Each candidate carries a stable cluster_id and a server-computed status joined against the project's loop-run history — new (no run yet), in_progress (continue the linked run's run_id), verified (fix held — skip), or regression (failures recur after the verified fix — reopen with a fresh run_id). Carry cluster_id onto the loop events you record so the whole lifecycle joins on one key. No client-side dedup against prior runs is needed. (The CLI run-manifest packet at /schema/improvement-packet.json is a separate, file-oriented shape — do not validate the diagnose response against it.)
5. Read the evidence
GET /v1/dashboard— JSON: summary, improvement candidates, last run, artifacts.GET /v1/reports/latest.md— the same as a markdown report.GET /v1/telemetry— the bounded recent telemetry record window.GET /v1/sessions— the session index: agent, turns, outcome, timing (the JSON sibling of the console).GET /v1/sessions/{id}— one session's raw, time-ordered records;{id}is a session_id or trace_id.

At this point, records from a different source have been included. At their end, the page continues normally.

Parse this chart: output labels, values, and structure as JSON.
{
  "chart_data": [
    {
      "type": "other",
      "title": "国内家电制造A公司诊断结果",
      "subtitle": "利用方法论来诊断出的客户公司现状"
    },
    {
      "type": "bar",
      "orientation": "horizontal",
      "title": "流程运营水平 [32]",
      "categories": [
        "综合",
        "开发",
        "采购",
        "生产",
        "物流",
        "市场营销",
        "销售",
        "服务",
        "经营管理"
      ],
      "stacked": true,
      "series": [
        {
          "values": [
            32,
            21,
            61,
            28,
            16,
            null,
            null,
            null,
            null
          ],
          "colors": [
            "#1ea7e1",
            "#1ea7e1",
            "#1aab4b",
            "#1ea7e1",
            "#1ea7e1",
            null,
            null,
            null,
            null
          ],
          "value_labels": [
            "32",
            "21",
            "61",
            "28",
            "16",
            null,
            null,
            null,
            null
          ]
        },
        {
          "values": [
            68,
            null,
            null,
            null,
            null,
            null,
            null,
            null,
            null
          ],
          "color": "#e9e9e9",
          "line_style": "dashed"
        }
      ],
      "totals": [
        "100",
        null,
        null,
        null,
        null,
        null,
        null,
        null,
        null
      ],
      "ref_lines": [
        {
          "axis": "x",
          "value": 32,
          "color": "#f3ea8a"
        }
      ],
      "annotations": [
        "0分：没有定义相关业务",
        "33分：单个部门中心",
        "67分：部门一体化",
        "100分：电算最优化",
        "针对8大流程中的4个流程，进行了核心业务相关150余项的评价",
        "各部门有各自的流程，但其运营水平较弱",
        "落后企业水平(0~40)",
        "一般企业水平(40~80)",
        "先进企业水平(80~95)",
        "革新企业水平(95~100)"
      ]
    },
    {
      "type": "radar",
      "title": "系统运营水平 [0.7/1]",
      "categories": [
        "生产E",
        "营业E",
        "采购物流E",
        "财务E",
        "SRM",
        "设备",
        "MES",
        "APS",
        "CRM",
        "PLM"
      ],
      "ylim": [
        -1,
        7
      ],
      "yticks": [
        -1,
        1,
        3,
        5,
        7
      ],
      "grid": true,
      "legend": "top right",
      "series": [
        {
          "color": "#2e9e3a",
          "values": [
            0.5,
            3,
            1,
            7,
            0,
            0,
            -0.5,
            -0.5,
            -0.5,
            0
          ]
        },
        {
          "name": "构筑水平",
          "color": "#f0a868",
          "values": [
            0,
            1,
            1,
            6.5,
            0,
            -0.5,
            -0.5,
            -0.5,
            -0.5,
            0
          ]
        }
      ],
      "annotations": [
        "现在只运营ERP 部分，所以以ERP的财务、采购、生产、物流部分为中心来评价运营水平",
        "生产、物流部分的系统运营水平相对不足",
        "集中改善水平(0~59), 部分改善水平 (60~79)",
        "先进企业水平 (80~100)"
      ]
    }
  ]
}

6. Stop before external writes
LoopOps prepares the issue, eval candidate, and patch plan locally. External writes (GitHub issues, PRs, production changes) happen outside LoopOps for now. Never post on your own.
The default loop
1. Read a bounded telemetry window. 2. Surface evidence-backed improvement candidates. 3. Draft eval candidates and patch plans. 4. Stop before any external write — posting issues or opening PRs happens outside LoopOps for now. 5. Verify the next telemetry window after the change ships.